Page 1 of 1

memory issues with Sort stage

Posted: Wed Sep 05, 2007 10:25 am
by pavan_test
Hi,

i have a sort stage in my DS job.my input file
has file size of 2TB. can anyone
please suggest me if i can use sort stage to sort
my input data.

What about the performance of the job and memory issues
if I use sort stage to sort such a huge file based on a
key column.

Any suggestions;

Regards
MArk

Re: memory issues with Sort stage

Posted: Wed Sep 05, 2007 10:48 am
by sud
For a 2 tera file I would always go for unix sort. In case you use datastage use the Unix sort option.

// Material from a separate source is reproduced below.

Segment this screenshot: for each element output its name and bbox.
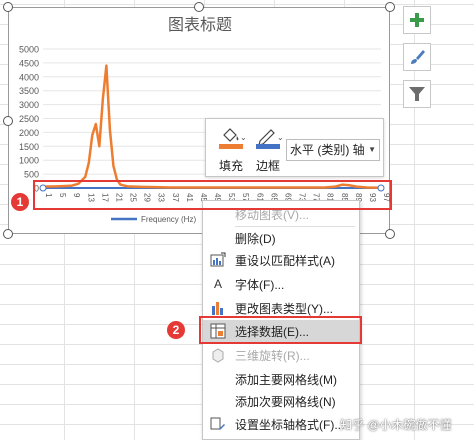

Posted: Wed Sep 05, 2007 11:50 am
by shamshad
Will it be possibe to run a before routine (shell script) that will simply sort your file and save the sorted inpit to another file. Then you can read the sorted file in Datastage as a source.

Unix is capable of handling sorting very efficiently. We saw considerable improvement when using sort in UNIX compared to DataStage. Actually we were first sorting a text file and then removing duplicates in DataStage job. The same thing we did in UNIX and it less time.

It's more of a design question how much logic one can keep within DataStage.

Posted: Wed Sep 05, 2007 4:31 pm
by ray.wurlod
In version 7.5 and later, DataStage Sort stage will outperform UNIX sort.

Make sure that you have PLENTY of scratch disk configured, to sort a file of this size. Use multiple file systems per partition for scratch disk, to improve disk I/O throughput when using scratch disk. More is better.